Die Handlung lebt von den zahlreichen Perspektivenwechseln und das ermöglichst dem Leser, nicht nur die einzelnen Personen besser kennenzulernen, sondern auch einen noch besseren Einblick in ihre Gedankengänge und Handlungsweisen zuhalten. Genau das liebe ich.
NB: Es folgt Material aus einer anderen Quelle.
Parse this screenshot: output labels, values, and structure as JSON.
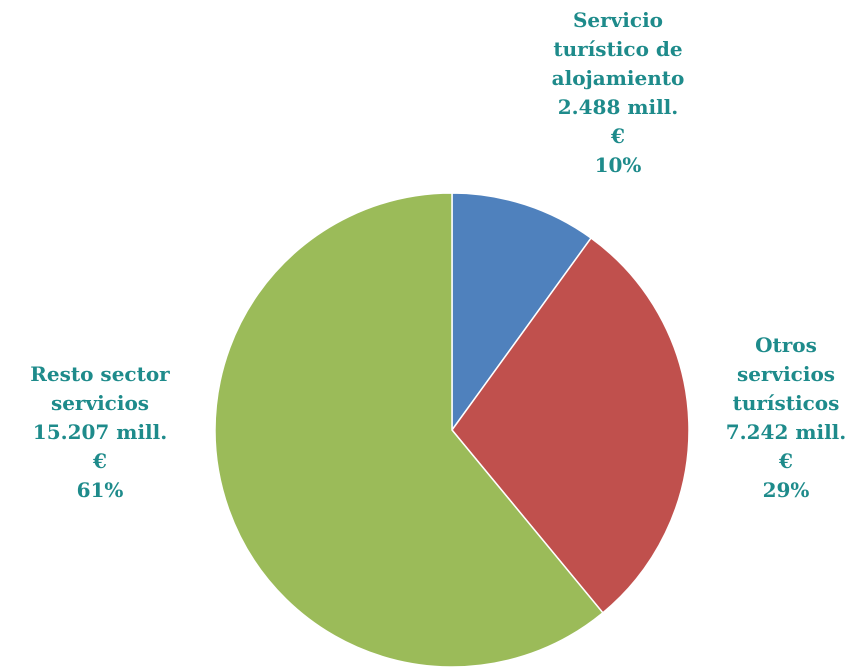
{
  "chart_data": {
    "type": "pie",
    "start_angle_deg": 0,
    "direction": "clockwise",
    "slices": [
      {
        "label_lines": [
          "Servicio",
          "turístico de",
          "alojamiento",
          "2.488 mill.",
          "€",
          "10%"
        ],
        "value": 2488,
        "percent": 10,
        "color": "#4f81bd"
      },
      {
        "label_lines": [
          "Otros",
          "servicios",
          "turísticos",
          "7.242 mill.",
          "€",
          "29%"
        ],
        "value": 7242,
        "percent": 29,
        "color": "#c0504d"
      },
      {
        "label_lines": [
          "Resto sector",
          "servicios",
          "15.207 mill.",
          "€",
          "61%"
        ],
        "value": 15207,
        "percent": 61,
        "color": "#9bbb59"
      }
    ],
    "label_color": "#1e8b8b",
    "unit": "mill. €"
  }
}
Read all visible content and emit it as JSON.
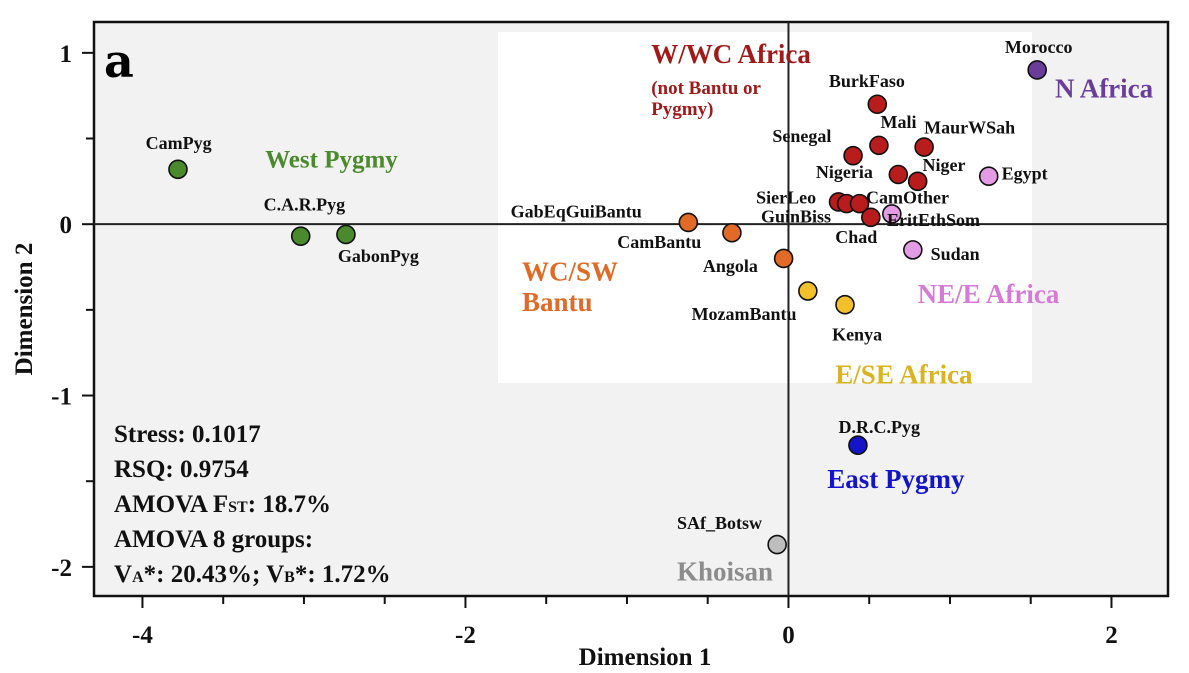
{
  "chart_data": {
    "type": "scatter",
    "panel_label": "a",
    "xlabel": "Dimension 1",
    "ylabel": "Dimension 2",
    "xlim": [
      -4.3,
      2.35
    ],
    "ylim": [
      -2.17,
      1.18
    ],
    "xticks": [
      -4,
      -2,
      0,
      2
    ],
    "xtick_labels": [
      "-4",
      "-2",
      "0",
      "2"
    ],
    "yticks": [
      1,
      0,
      -1,
      -2
    ],
    "ytick_labels": [
      "1",
      "0",
      "-1",
      "-2"
    ],
    "grid": false,
    "points": [
      {
        "label": "CamPyg",
        "x": -3.78,
        "y": 0.32,
        "color": "#4a8a2c",
        "lx": -3.98,
        "ly": 0.44
      },
      {
        "label": "C.A.R.Pyg",
        "x": -3.02,
        "y": -0.07,
        "color": "#4a8a2c",
        "lx": -3.25,
        "ly": 0.08
      },
      {
        "label": "GabonPyg",
        "x": -2.74,
        "y": -0.06,
        "color": "#4a8a2c",
        "lx": -2.79,
        "ly": -0.22
      },
      {
        "label": "GabEqGuiBantu",
        "x": -0.62,
        "y": 0.01,
        "color": "#e06a26",
        "lx": -1.72,
        "ly": 0.04
      },
      {
        "label": "CamBantu",
        "x": -0.35,
        "y": -0.05,
        "color": "#e06a26",
        "lx": -1.06,
        "ly": -0.14
      },
      {
        "label": "Angola",
        "x": -0.03,
        "y": -0.2,
        "color": "#e06a26",
        "lx": -0.53,
        "ly": -0.28
      },
      {
        "label": "MozamBantu",
        "x": 0.12,
        "y": -0.39,
        "color": "#f2c02b",
        "lx": -0.6,
        "ly": -0.56
      },
      {
        "label": "Kenya",
        "x": 0.35,
        "y": -0.47,
        "color": "#f2c02b",
        "lx": 0.27,
        "ly": -0.68
      },
      {
        "label": "BurkFaso",
        "x": 0.55,
        "y": 0.7,
        "color": "#b81c1c",
        "lx": 0.25,
        "ly": 0.8
      },
      {
        "label": "Mali",
        "x": 0.56,
        "y": 0.46,
        "color": "#b81c1c",
        "lx": 0.57,
        "ly": 0.56
      },
      {
        "label": "MaurWSah",
        "x": 0.84,
        "y": 0.45,
        "color": "#b81c1c",
        "lx": 0.84,
        "ly": 0.53
      },
      {
        "label": "Senegal",
        "x": 0.4,
        "y": 0.4,
        "color": "#b81c1c",
        "lx": -0.1,
        "ly": 0.48
      },
      {
        "label": "Nigeria",
        "x": 0.68,
        "y": 0.29,
        "color": "#b81c1c",
        "lx": 0.17,
        "ly": 0.27
      },
      {
        "label": "Niger",
        "x": 0.8,
        "y": 0.25,
        "color": "#b81c1c",
        "lx": 0.83,
        "ly": 0.31
      },
      {
        "label": "SierLeo",
        "x": 0.31,
        "y": 0.13,
        "color": "#b81c1c",
        "lx": -0.2,
        "ly": 0.12
      },
      {
        "label": "GuinBiss",
        "x": 0.36,
        "y": 0.12,
        "color": "#b81c1c",
        "lx": -0.17,
        "ly": 0.01
      },
      {
        "label": "CamOther",
        "x": 0.44,
        "y": 0.12,
        "color": "#b81c1c",
        "lx": 0.48,
        "ly": 0.12
      },
      {
        "label": "Chad",
        "x": 0.51,
        "y": 0.04,
        "color": "#b81c1c",
        "lx": 0.29,
        "ly": -0.11
      },
      {
        "label": "EritEthSom",
        "x": 0.64,
        "y": 0.06,
        "color": "#e39be3",
        "lx": 0.61,
        "ly": -0.01
      },
      {
        "label": "Egypt",
        "x": 1.24,
        "y": 0.28,
        "color": "#e39be3",
        "lx": 1.32,
        "ly": 0.26
      },
      {
        "label": "Sudan",
        "x": 0.77,
        "y": -0.15,
        "color": "#e39be3",
        "lx": 0.88,
        "ly": -0.21
      },
      {
        "label": "Morocco",
        "x": 1.54,
        "y": 0.9,
        "color": "#6a3d9a",
        "lx": 1.34,
        "ly": 1.0
      },
      {
        "label": "D.R.C.Pyg",
        "x": 0.43,
        "y": -1.29,
        "color": "#1414c8",
        "lx": 0.31,
        "ly": -1.22
      },
      {
        "label": "SAf_Botsw",
        "x": -0.07,
        "y": -1.87,
        "color": "#bebebe",
        "lx": -0.69,
        "ly": -1.78
      }
    ],
    "groups": [
      {
        "name": "West Pygmy",
        "color": "#4a8a2c",
        "lines": [
          "West Pygmy"
        ],
        "x": -3.24,
        "y": 0.33,
        "size": 25
      },
      {
        "name": "W/WC Africa",
        "color": "#a01a1a",
        "lines": [
          "W/WC Africa"
        ],
        "x": -0.85,
        "y": 0.94,
        "size": 27
      },
      {
        "name": "(not Bantu or Pygmy)",
        "color": "#a01a1a",
        "lines": [
          "(not Bantu or",
          "Pygmy)"
        ],
        "x": -0.85,
        "y": 0.76,
        "size": 19
      },
      {
        "name": "WC/SW Bantu",
        "color": "#e06a26",
        "lines": [
          "WC/SW",
          "Bantu"
        ],
        "x": -1.65,
        "y": -0.33,
        "size": 27
      },
      {
        "name": "N Africa",
        "color": "#6a3d9a",
        "lines": [
          "N Africa"
        ],
        "x": 1.65,
        "y": 0.74,
        "size": 27
      },
      {
        "name": "NE/E Africa",
        "color": "#d77ad7",
        "lines": [
          "NE/E Africa"
        ],
        "x": 0.8,
        "y": -0.46,
        "size": 27
      },
      {
        "name": "E/SE Africa",
        "color": "#d9b320",
        "lines": [
          "E/SE Africa"
        ],
        "x": 0.29,
        "y": -0.93,
        "size": 27
      },
      {
        "name": "East Pygmy",
        "color": "#1414c8",
        "lines": [
          "East Pygmy"
        ],
        "x": 0.24,
        "y": -1.54,
        "size": 27
      },
      {
        "name": "Khoisan",
        "color": "#8c8c8c",
        "lines": [
          "Khoisan"
        ],
        "x": -0.69,
        "y": -2.08,
        "size": 27
      }
    ],
    "stats": [
      {
        "text": "Stress: 0.1017"
      },
      {
        "text": "RSQ: 0.9754"
      },
      {
        "text": "AMOVA F",
        "sub": "ST",
        "tail": ": 18.7%"
      },
      {
        "text": "AMOVA 8 groups:"
      },
      {
        "parts": [
          [
            "V",
            ""
          ],
          [
            "A",
            "sub"
          ],
          [
            "*: 20.43%; V",
            ""
          ],
          [
            "B",
            "sub"
          ],
          [
            "*: 1.72%",
            ""
          ]
        ]
      }
    ]
  }
}
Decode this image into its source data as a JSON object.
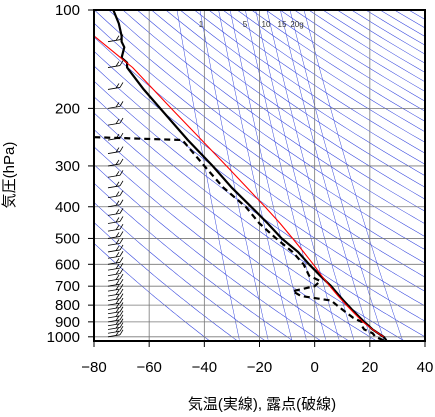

Was mich ein wenig enttäuscht hat, war, dass das Seehospital zwar am Anfang eine große Rolle einnahm, aber im weiteren Verlauf wurde es kaum oder gar nicht mehr erwähnt. Schade, denn gerade bei dem Titel des Buches“ Das Seehospital“ dachte ich gleich an eine Geschichte um dieses Klinikgebäude und seinem Personal. Ich muss gestehen, dass mein Lesegenuss dadurch nur minimal geschmälert wurde. Was mir hingegen sehr gut gefiel, dass der Spannungsbogen in der zweiten Hälfte des Buches enorm zulegte und ich ab diesem Zeitpunkt diesen Roman nicht mehr aus den Händen legen wollte bzw. konnte. Ich musste wissen, wie es mit Frieda und Lou weitergehen wird. Beim Ende bin ich mir noch nicht ganz schlüssig. Irgendwie entstand der Eindruck, dass man zu Ende kommen musste. Dies war auch nur ein kleiner Minuspunkt, denn im Großen und Ganzen wirkte er stimmig.

 

Auch wenn der Titel des Buches ein wenig irritierend ist, fand ich diesen Roman sehr spannend und emotional. Für mich war es eine historische Geschichte, die über eine Familie mit einem Familiengeheimnis berichtet, die mir sehr schöne Lesestunden bescherte.